One-way streets also present special design issues. New York has a mostly one-way street grid, and most of the best BRT systems have been designed mostly on two-way arterials. One-way streets simplify the intersections but make it awkward to put the BRT system in the central median. There are not a lot of wide two-way roads in New York with medians, which are generally the easiest to convert. Dealing with multiple services also adds complexity, but also creates opportunities. Most major roads in New York have both limited stop and local bus services, and sometimes interborough express services as well. A standard, single segregated lane BRT system cannot accommodate express buses because they get stuck behind the local service. So you need to deal with this. Area traffic control systems running the traffic lights may also add complexity (I don’t know because they are not so typical in developing countries).

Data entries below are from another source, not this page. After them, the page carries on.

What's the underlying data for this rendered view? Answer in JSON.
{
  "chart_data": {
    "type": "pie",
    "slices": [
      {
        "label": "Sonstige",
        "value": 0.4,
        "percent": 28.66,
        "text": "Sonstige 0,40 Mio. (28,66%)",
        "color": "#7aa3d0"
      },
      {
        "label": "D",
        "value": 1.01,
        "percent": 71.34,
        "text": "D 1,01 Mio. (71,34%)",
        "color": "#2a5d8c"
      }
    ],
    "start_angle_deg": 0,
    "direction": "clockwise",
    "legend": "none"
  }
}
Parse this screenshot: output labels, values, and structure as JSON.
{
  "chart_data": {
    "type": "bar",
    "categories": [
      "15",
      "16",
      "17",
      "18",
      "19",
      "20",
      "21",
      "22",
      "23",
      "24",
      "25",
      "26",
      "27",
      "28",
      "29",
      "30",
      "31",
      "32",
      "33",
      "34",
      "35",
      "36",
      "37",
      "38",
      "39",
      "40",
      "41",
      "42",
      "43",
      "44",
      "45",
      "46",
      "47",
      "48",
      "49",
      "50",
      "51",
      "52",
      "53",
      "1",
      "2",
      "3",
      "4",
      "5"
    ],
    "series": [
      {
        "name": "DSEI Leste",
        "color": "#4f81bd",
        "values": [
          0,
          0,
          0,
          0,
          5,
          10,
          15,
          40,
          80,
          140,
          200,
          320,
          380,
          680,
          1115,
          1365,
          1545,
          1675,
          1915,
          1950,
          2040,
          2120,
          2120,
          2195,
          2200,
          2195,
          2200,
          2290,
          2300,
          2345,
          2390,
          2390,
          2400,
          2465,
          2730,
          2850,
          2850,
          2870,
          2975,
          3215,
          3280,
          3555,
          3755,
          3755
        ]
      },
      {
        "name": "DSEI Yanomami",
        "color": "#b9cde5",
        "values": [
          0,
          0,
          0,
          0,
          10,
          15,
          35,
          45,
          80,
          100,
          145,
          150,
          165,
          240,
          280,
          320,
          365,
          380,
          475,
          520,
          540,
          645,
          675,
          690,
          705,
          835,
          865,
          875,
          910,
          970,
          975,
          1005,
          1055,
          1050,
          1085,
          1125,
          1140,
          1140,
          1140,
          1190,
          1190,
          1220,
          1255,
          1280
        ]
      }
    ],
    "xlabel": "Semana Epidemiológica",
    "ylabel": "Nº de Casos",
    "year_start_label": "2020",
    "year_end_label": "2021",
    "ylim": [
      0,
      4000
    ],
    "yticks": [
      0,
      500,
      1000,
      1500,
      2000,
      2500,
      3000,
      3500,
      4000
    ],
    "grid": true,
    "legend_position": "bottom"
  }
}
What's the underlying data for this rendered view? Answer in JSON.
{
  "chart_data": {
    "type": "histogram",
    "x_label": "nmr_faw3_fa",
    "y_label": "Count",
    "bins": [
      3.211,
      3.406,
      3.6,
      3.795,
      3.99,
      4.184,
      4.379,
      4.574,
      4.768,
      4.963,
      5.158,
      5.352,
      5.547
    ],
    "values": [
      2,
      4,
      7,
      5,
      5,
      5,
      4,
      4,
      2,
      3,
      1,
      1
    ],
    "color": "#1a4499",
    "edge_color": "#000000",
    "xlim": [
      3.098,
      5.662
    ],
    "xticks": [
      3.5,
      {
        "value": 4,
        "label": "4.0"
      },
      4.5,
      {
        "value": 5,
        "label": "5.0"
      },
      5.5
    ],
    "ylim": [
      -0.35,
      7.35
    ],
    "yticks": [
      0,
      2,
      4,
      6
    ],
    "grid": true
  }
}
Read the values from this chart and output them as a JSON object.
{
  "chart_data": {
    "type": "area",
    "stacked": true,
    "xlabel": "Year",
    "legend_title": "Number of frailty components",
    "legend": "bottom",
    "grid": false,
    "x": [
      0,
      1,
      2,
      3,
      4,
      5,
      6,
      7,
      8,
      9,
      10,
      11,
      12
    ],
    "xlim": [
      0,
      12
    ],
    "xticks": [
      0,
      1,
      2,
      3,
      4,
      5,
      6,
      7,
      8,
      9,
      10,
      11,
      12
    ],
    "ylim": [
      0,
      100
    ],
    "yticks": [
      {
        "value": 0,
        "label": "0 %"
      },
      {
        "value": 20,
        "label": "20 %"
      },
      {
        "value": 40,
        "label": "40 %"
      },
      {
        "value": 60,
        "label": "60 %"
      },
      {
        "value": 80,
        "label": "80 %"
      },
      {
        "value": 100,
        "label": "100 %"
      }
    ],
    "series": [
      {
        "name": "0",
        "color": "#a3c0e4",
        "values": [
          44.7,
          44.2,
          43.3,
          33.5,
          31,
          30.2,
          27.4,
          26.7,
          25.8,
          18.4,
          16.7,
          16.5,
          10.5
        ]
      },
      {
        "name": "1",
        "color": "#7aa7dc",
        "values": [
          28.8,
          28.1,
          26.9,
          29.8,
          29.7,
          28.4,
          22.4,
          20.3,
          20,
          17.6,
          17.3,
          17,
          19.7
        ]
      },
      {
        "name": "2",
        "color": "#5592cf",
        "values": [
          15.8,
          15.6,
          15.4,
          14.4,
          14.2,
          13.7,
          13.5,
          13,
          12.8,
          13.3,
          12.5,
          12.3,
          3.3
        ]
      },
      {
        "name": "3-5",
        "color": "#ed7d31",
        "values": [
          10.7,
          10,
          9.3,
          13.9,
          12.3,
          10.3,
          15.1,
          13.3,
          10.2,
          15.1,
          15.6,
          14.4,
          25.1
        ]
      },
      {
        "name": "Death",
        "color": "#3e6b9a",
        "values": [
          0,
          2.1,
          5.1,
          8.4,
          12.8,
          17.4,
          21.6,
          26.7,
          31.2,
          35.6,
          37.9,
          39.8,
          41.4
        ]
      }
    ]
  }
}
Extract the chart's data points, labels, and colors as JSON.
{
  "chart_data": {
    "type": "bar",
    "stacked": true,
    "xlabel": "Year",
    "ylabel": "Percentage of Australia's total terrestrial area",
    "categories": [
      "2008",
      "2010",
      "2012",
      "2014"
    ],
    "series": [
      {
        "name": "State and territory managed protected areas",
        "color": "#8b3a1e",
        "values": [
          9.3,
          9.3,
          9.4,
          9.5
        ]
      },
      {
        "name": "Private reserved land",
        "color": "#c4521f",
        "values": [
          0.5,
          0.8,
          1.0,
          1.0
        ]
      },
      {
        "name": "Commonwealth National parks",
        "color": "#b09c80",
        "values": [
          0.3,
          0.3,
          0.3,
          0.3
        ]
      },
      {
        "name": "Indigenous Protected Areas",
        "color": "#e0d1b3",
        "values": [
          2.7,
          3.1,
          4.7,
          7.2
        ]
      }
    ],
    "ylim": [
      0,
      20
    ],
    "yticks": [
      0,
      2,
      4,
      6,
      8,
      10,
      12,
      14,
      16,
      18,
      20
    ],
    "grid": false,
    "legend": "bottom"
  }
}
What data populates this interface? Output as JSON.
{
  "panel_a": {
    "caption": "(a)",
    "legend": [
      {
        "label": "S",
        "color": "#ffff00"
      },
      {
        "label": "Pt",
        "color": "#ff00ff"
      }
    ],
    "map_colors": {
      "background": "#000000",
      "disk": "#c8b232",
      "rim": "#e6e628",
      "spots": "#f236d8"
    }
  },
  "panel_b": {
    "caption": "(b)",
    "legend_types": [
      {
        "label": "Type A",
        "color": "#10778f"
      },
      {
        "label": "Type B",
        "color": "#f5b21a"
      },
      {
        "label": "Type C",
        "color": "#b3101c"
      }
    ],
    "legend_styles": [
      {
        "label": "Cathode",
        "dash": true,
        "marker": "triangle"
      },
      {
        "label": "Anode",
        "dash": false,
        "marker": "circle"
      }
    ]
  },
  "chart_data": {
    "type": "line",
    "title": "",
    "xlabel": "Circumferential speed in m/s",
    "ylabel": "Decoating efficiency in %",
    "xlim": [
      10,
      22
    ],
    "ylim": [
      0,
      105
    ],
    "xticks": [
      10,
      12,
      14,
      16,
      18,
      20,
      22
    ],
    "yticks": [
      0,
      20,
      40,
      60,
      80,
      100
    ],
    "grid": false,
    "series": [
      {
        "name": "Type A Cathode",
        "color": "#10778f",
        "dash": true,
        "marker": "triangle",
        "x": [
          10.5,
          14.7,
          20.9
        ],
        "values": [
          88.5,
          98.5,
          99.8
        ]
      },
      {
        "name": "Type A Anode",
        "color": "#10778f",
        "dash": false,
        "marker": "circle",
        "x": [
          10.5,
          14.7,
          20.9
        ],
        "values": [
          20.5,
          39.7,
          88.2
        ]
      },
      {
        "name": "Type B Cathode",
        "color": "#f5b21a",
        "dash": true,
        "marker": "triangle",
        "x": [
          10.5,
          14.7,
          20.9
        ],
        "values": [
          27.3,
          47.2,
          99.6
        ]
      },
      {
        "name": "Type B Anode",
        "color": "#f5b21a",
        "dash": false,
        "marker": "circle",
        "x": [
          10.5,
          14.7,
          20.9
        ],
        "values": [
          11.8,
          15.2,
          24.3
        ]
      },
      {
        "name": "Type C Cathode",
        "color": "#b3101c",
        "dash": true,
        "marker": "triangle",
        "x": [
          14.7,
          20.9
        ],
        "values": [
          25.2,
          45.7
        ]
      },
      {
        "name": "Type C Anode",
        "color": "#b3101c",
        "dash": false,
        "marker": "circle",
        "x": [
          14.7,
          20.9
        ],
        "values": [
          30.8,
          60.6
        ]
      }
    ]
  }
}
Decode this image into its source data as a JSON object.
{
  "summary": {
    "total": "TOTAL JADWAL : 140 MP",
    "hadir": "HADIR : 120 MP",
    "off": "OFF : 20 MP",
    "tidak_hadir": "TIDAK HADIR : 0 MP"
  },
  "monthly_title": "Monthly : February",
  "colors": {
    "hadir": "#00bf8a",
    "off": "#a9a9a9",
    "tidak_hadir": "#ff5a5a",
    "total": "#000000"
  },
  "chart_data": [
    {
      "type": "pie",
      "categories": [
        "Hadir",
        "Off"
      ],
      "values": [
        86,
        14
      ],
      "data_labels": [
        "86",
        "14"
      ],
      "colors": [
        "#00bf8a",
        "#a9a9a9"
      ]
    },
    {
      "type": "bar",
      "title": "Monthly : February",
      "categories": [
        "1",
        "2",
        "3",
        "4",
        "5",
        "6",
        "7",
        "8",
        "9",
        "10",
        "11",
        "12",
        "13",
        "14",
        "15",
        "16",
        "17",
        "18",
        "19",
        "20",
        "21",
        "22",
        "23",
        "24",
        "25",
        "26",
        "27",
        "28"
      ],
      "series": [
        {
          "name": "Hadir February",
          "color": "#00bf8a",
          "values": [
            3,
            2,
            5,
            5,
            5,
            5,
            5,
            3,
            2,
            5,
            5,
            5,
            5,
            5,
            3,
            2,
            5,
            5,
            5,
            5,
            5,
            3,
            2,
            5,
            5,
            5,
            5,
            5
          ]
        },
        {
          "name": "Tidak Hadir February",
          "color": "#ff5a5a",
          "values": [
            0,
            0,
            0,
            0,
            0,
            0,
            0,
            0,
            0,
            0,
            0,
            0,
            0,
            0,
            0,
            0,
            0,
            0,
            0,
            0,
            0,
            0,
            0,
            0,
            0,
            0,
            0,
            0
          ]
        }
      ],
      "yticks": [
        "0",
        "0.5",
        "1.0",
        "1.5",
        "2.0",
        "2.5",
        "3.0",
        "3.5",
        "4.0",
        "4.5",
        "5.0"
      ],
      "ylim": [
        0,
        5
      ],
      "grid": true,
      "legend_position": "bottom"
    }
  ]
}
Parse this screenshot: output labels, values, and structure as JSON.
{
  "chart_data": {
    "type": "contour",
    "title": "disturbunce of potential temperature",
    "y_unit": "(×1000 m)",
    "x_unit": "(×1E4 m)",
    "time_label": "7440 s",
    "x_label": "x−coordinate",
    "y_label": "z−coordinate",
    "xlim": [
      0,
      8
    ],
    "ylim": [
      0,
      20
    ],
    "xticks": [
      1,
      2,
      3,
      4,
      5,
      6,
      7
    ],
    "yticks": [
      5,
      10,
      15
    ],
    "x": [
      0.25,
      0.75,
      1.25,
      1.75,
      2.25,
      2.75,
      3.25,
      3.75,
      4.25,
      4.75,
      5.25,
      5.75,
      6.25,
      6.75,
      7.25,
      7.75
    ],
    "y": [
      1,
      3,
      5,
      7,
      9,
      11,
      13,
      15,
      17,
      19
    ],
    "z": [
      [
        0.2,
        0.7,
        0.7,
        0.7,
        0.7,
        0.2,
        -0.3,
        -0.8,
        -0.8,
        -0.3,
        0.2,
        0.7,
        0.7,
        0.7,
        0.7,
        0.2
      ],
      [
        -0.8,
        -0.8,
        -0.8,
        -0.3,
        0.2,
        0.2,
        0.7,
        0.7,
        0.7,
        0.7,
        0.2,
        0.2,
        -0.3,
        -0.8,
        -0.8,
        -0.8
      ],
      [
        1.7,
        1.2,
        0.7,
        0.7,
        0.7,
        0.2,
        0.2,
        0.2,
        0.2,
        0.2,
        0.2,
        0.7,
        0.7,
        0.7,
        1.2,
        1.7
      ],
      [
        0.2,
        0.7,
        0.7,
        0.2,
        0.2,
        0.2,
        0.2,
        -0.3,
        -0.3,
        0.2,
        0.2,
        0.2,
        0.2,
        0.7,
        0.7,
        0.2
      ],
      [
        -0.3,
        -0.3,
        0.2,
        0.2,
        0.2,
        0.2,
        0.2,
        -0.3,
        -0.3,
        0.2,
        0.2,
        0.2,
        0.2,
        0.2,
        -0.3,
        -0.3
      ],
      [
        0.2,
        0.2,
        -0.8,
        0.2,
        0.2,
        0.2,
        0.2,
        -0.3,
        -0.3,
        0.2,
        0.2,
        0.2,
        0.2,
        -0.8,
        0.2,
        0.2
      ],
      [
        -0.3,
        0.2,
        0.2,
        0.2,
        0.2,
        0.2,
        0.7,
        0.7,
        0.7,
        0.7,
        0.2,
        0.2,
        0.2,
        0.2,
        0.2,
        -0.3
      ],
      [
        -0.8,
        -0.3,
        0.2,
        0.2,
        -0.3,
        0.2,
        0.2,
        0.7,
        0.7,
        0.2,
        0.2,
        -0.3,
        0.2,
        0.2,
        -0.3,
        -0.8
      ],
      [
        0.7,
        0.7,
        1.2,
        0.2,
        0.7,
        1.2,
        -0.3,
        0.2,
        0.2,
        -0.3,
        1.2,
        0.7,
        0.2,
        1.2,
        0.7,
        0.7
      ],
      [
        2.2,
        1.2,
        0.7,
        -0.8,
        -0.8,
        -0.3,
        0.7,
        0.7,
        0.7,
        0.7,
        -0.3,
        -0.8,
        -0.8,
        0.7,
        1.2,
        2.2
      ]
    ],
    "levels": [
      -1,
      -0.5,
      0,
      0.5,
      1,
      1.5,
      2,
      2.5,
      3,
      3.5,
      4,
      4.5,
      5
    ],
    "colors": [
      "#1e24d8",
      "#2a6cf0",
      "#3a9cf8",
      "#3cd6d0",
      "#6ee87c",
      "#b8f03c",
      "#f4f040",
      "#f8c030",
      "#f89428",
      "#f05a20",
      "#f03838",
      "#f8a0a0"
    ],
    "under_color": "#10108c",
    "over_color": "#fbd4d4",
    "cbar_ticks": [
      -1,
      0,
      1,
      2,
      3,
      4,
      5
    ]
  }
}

With this configuration and a good service plan with a mixture of express and local services you could move as many passengers as the Second Avenue Subway at a fraction of the cost.

First and Second Avenue and Fordham Road have almost all of these issues to deal with, and so do many of the other roads in New York that could use BRT. The good news is that any of these problems can be solved with sufficient money and political will.

First and Second Avenue shouldn’t be thought of just in terms of how they would work as a BRT corridor, but rather in terms of what their role might be in a longer term BRT network. It is always better to go with a design that does not foreclose future options with regard to service changes. Maybe the MTA will be reluctant to consider changing services in the next few years, but the infrastructure might last for 30 years, when the situation may change.

Until recently, the MTA has been quite resistant to exploring significant route changes, and certainly they are not going to do anything that loses them more money in this financial environment. Historically the MTA has believed (and observed) that interborough express bus routes are money losers. Maybe in the future BRT buses might operate along the planned new Brooklyn waterfront, cross the Williamsburg Bridge, and then run up First Avenue to the Upper East Side. Another route might run from Williamsburg down to Wall Street via Allen Street. If in the future First and Second Avenue are going to need to service routes such as these, the stations and the bus lanes will need to be designed differently than if they are just servicing limited stop services going up and down the East Side. We shouldn’t build something that will foreclose these options in the future.

The best BRT systems tend to accommodate both limited stop, express and local bus services inside exclusive lanes. Curitiba, because it only had one lane in either direction, operated express buses in the mixed traffic lanes, and its BRT system was just for local stop services. For some trips it was often faster to take the express service in the mixed traffic lanes. Bogota’s main innovation was putting some very sophisticated combinations of new express and local services inside the exclusive BRT infrastructure. This requires sub-stops with passing lanes, and that requires two lanes per direction plus a third lane for the bus stop itself. With this configuration and a good service plan with a mixture of express and local services you could move as many passengers as the Second Avenue Subway at a fraction of the cost — if you could find the space and received the signal priority to do it.